Sunday, January 31, 2016

Cymbal #51:: Stories of the Street


I have been asked by hundreds of children - How do Cymbals come into existence? The answer is simple. They happen when the music hits the light.

Sweet Mother Night, now let your purple cloak enfold us.

Your fingers in mine, a bridge of tendons and bone. Your voice like the low wind in the grove. I can smell eucalyptus when your mouth opens. Our wine is abandoned – the gloaming is our cup.

The company has faded, you’re singing only for me. Your voice is the gift and I’m on my knees to receive it. There are tombs on either side of us, incised into the velvet of the sky. When this city falls, we will have again what we always did: dust and rock, bush and tomb.

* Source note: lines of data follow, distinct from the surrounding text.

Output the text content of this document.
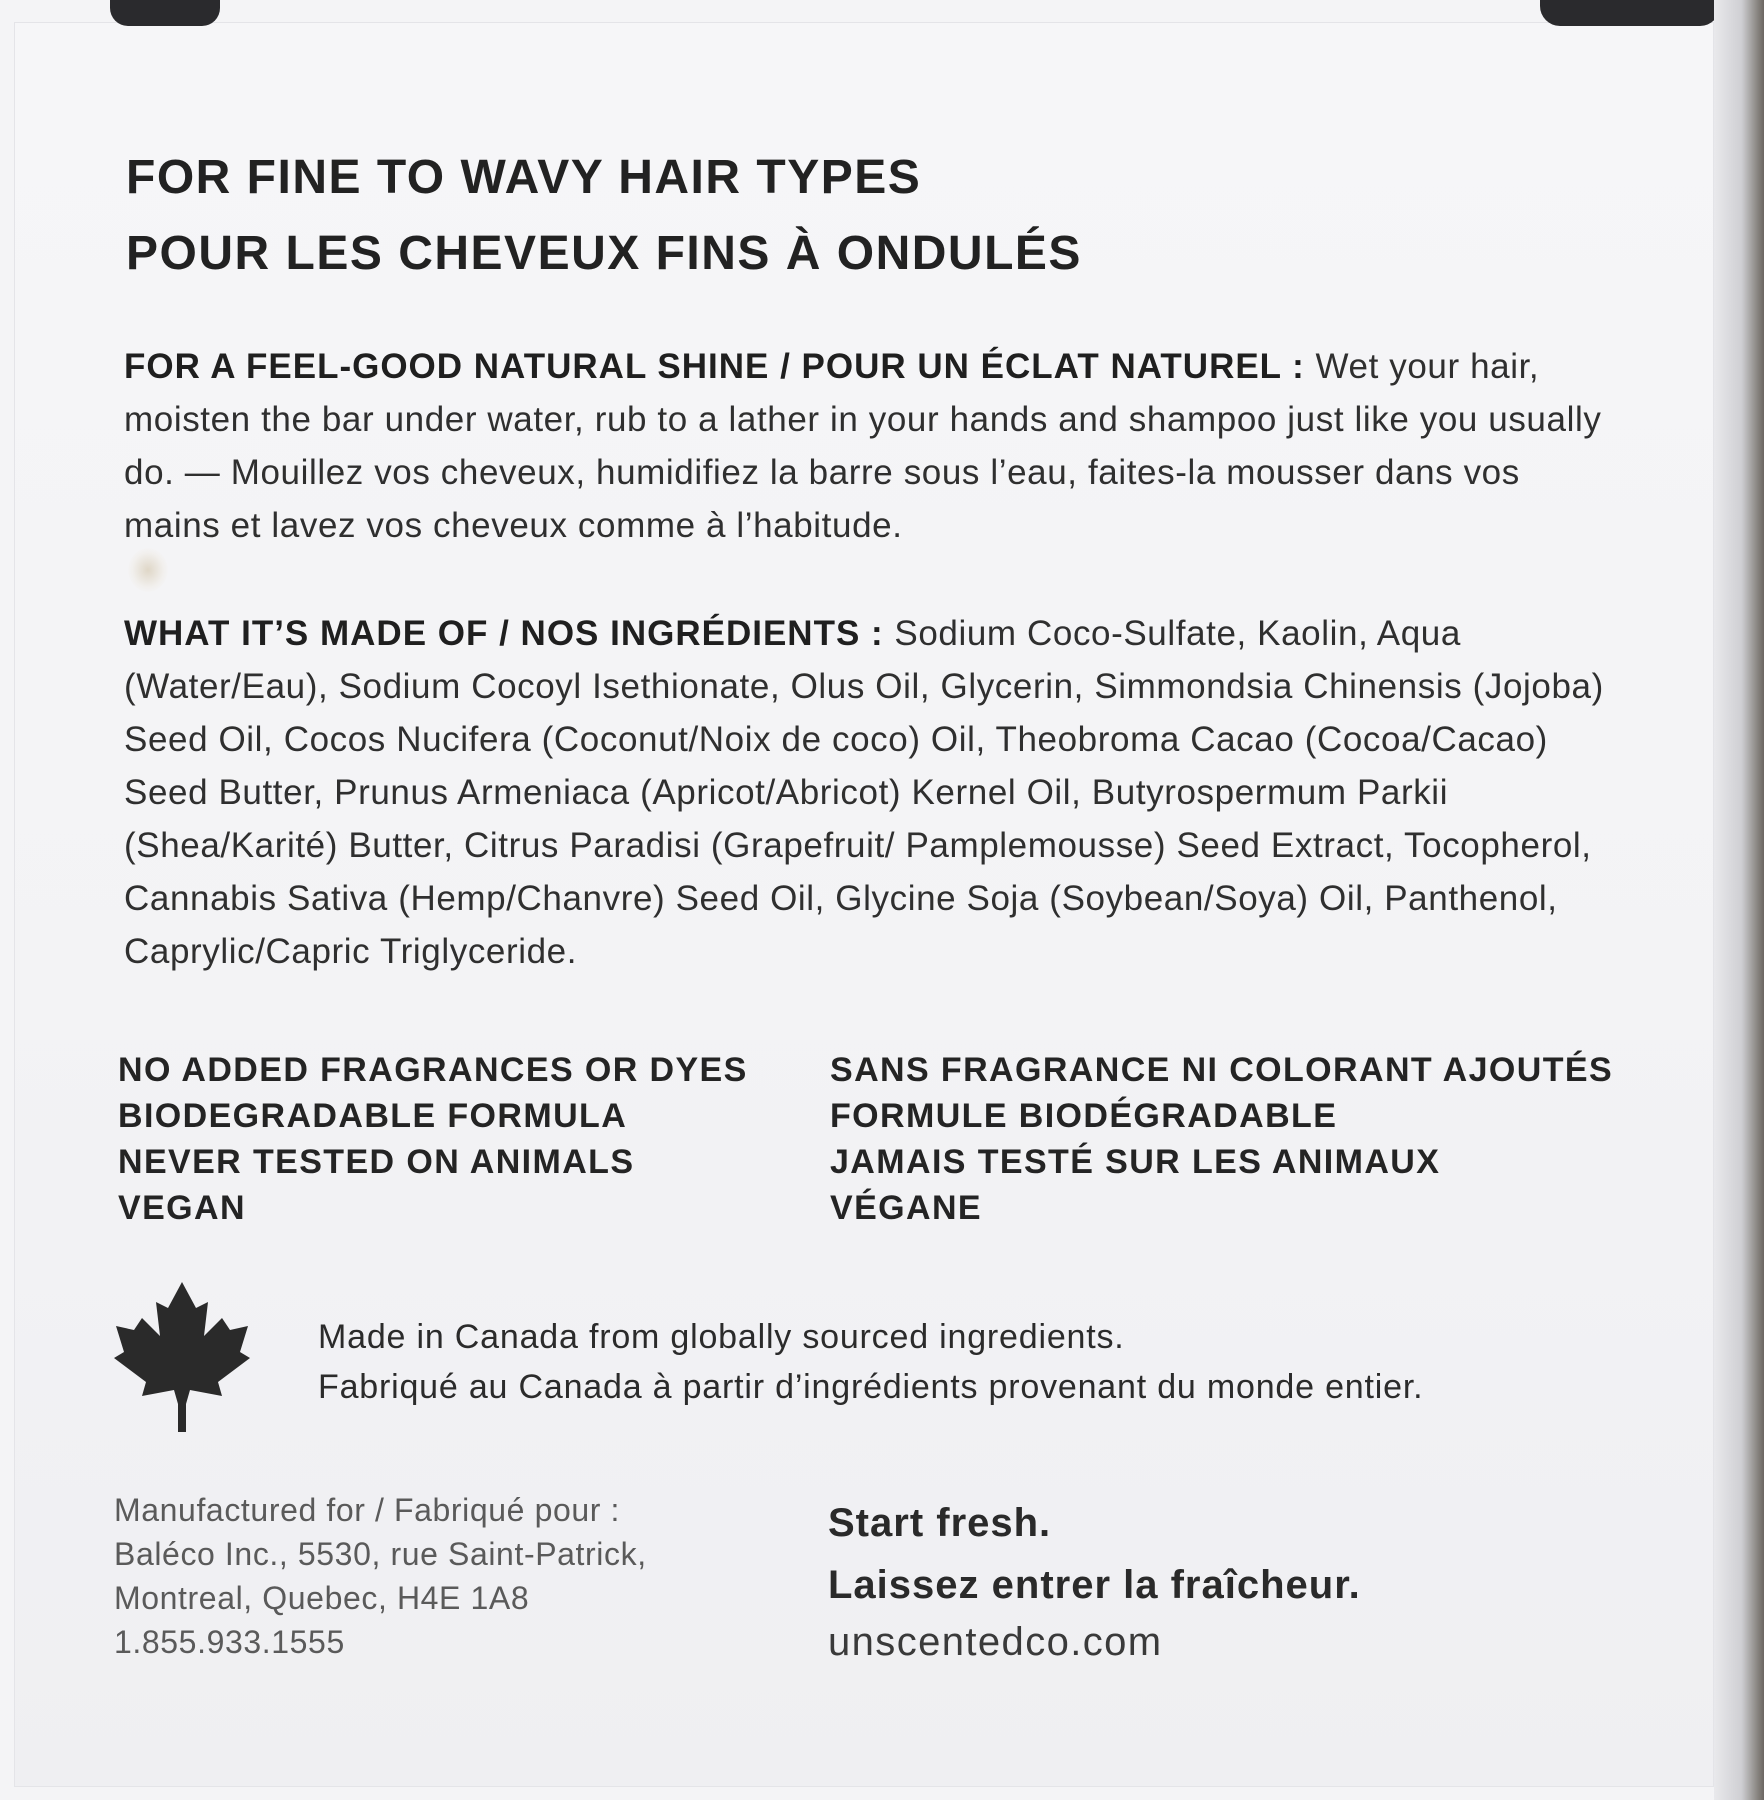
FOR FINE TO WAVY HAIR TYPES
POUR LES CHEVEUX FINS À ONDULÉS
FOR A FEEL-GOOD NATURAL SHINE / POUR UN ÉCLAT NATUREL : Wet your hair, moisten the bar under water, rub to a lather in your hands and shampoo just like you usually do. — Mouillez vos cheveux, humidifiez la barre sous l’eau, faites-la mousser dans vos mains et lavez vos cheveux comme à l’habitude.
WHAT IT’S MADE OF / NOS INGRÉDIENTS : Sodium Coco-Sulfate, Kaolin, Aqua (Water/Eau), Sodium Cocoyl Isethionate, Olus Oil, Glycerin, Simmondsia Chinensis (Jojoba) Seed Oil, Cocos Nucifera (Coconut/Noix de coco) Oil, Theobroma Cacao (Cocoa/Cacao) Seed Butter, Prunus Armeniaca (Apricot/Abricot) Kernel Oil, Butyrospermum Parkii (Shea/Karité) Butter, Citrus Paradisi (Grapefruit/ Pamplemousse) Seed Extract, Tocopherol, Cannabis Sativa (Hemp/Chanvre) Seed Oil, Glycine Soja (Soybean/Soya) Oil, Panthenol, Caprylic/Capric Triglyceride.
NO ADDED FRAGRANCES OR DYES
BIODEGRADABLE FORMULA
NEVER TESTED ON ANIMALS
VEGAN
SANS FRAGRANCE NI COLORANT AJOUTÉS
FORMULE BIODÉGRADABLE
JAMAIS TESTÉ SUR LES ANIMAUX
VÉGANE
Made in Canada from globally sourced ingredients.
Fabriqué au Canada à partir d’ingrédients provenant du monde entier.
Manufactured for / Fabriqué pour :
Baléco Inc., 5530, rue Saint-Patrick,
Montreal, Quebec, H4E 1A8
1.855.933.1555
Start fresh.
Laissez entrer la fraîcheur.
unscentedco.com
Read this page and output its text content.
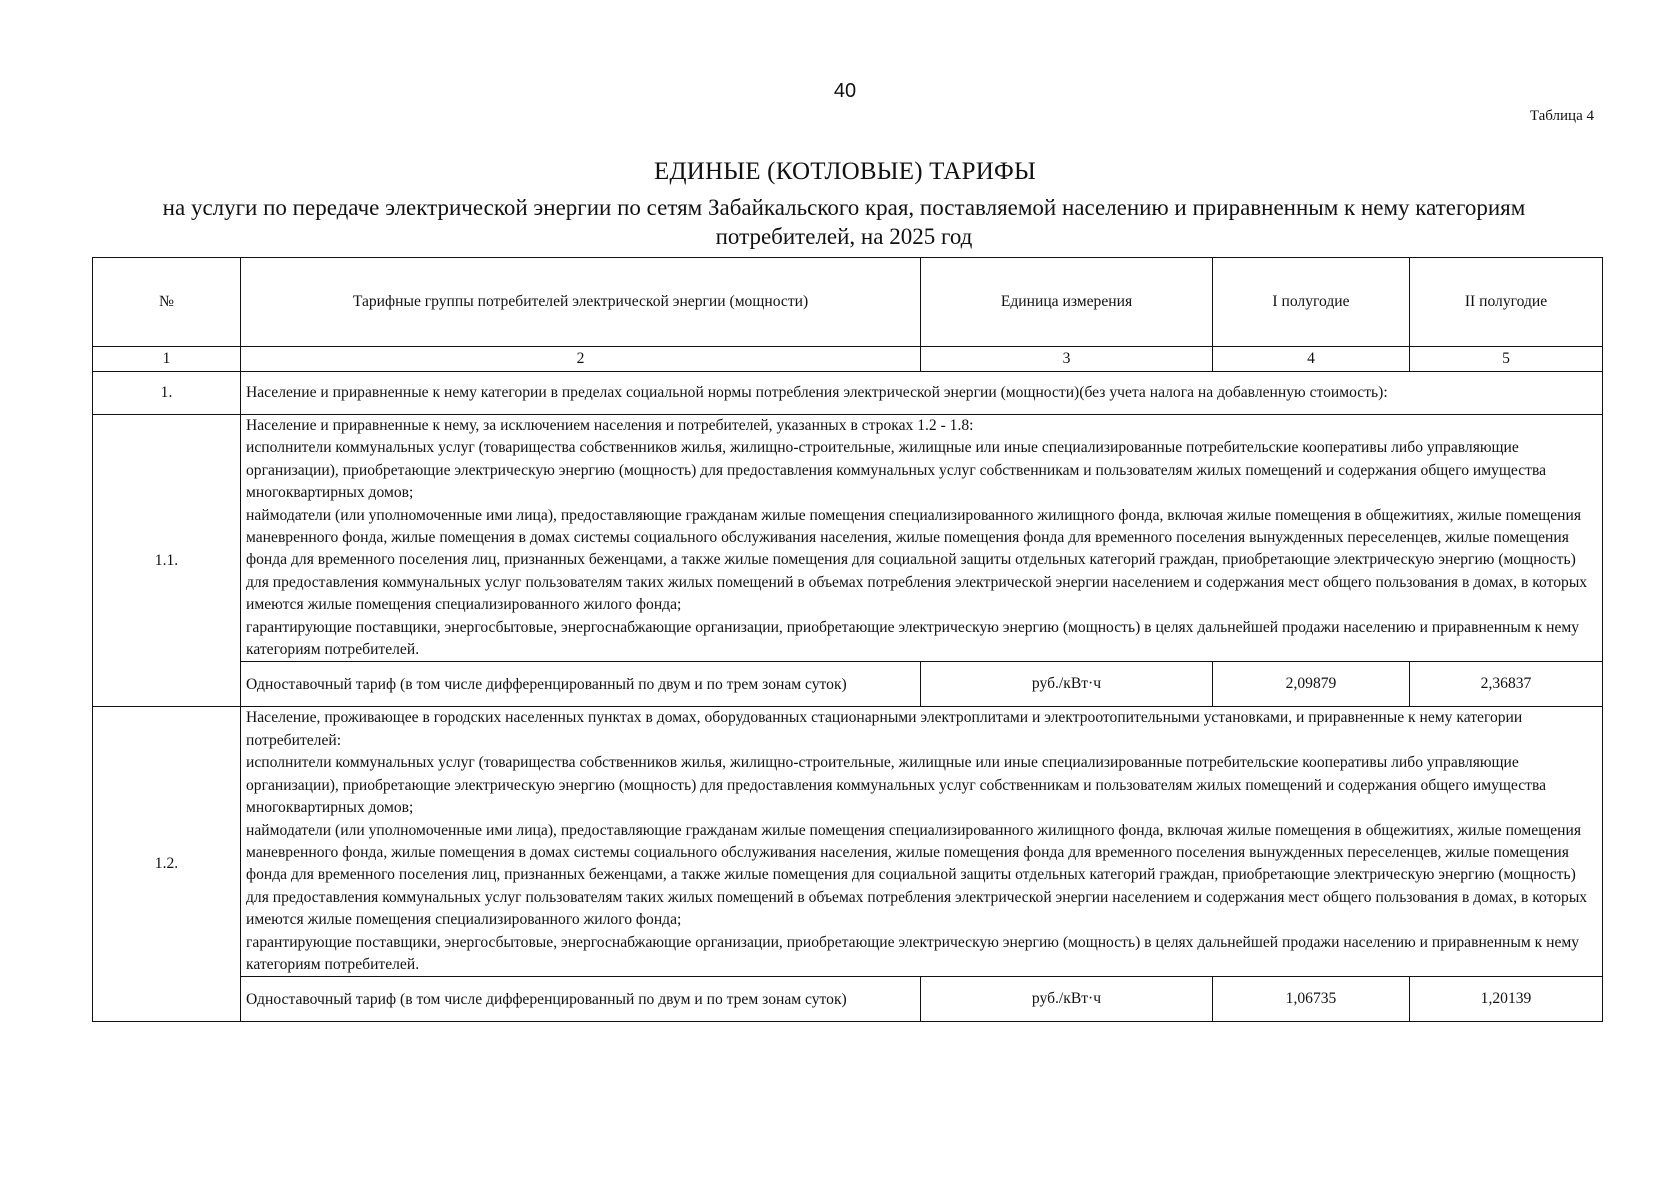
40
Таблица 4
ЕДИНЫЕ (КОТЛОВЫЕ) ТАРИФЫ
на услуги по передаче электрической энергии по сетям Забайкальского края, поставляемой населению и приравненным к нему категориям потребителей, на 2025 год
№	Тарифные группы потребителей электрической энергии (мощности)	Единица измерения	I полугодие	II полугодие
1	2	3	4	5
1.	Население и приравненные к нему категории в пределах социальной нормы потребления электрической энергии (мощности)(без учета налога на добавленную стоимость):			
1.1.	Население и приравненные к нему, за исключением населения и потребителей, указанных в строках 1.2 - 1.8:
исполнители коммунальных услуг (товарищества собственников жилья, жилищно-строительные, жилищные или иные специализированные потребительские кооперативы либо управляющие организации), приобретающие электрическую энергию (мощность) для предоставления коммунальных услуг собственникам и пользователям жилых помещений и содержания общего имущества многоквартирных домов;
наймодатели (или уполномоченные ими лица), предоставляющие гражданам жилые помещения специализированного жилищного фонда, включая жилые помещения в общежитиях, жилые помещения маневренного фонда, жилые помещения в домах системы социального обслуживания населения, жилые помещения фонда для временного поселения вынужденных переселенцев, жилые помещения фонда для временного поселения лиц, признанных беженцами, а также жилые помещения для социальной защиты отдельных категорий граждан, приобретающие электрическую энергию (мощность) для предоставления коммунальных услуг пользователям таких жилых помещений в объемах потребления электрической энергии населением и содержания мест общего пользования в домах, в которых имеются жилые помещения специализированного жилого фонда;
гарантирующие поставщики, энергосбытовые, энергоснабжающие организации, приобретающие электрическую энергию (мощность) в целях дальнейшей продажи населению и приравненным к нему категориям потребителей.			

	Одноставочный тариф (в том числе дифференцированный по двум и по трем зонам суток)	руб./кВт·ч	2,09879	2,36837
1.2.	Население, проживающее в городских населенных пунктах в домах, оборудованных стационарными электроплитами и электроотопительными установками, и приравненные к нему категории потребителей:
исполнители коммунальных услуг (товарищества собственников жилья, жилищно-строительные, жилищные или иные специализированные потребительские кооперативы либо управляющие организации), приобретающие электрическую энергию (мощность) для предоставления коммунальных услуг собственникам и пользователям жилых помещений и содержания общего имущества многоквартирных домов;
наймодатели (или уполномоченные ими лица), предоставляющие гражданам жилые помещения специализированного жилищного фонда, включая жилые помещения в общежитиях, жилые помещения маневренного фонда, жилые помещения в домах системы социального обслуживания населения, жилые помещения фонда для временного поселения вынужденных переселенцев, жилые помещения фонда для временного поселения лиц, признанных беженцами, а также жилые помещения для социальной защиты отдельных категорий граждан, приобретающие электрическую энергию (мощность) для предоставления коммунальных услуг пользователям таких жилых помещений в объемах потребления электрической энергии населением и содержания мест общего пользования в домах, в которых имеются жилые помещения специализированного жилого фонда;
гарантирующие поставщики, энергосбытовые, энергоснабжающие организации, приобретающие электрическую энергию (мощность) в целях дальнейшей продажи населению и приравненным к нему категориям потребителей.			

	Одноставочный тариф (в том числе дифференцированный по двум и по трем зонам суток)	руб./кВт·ч	1,06735	1,20139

There is a holiness which has no eternity in it, which will not survive the light of day. This is the unwritten present, the taste of possibility. You are not old, and I am not young. We are all ageless in the loose grasp of the purple night. Look at me now. I’m made of bronze. This is no less than you deserve, and it’s all we have on earth.

That Petrol Emotion - Stories of the Street - 1991
(a cover of a Leonard Cohen original)




In our transient city lies an eternal necropolis. All of these tombs are full of those, who were once like you and me. They let their flesh have penury, and the souls eternal night. The rest of the world is sleeping. We are those the night has bound till dawn. Your hair catches the light of the lanterns in the trees. Lean your lips into mine. There is not another world, and the one allowed us is dying.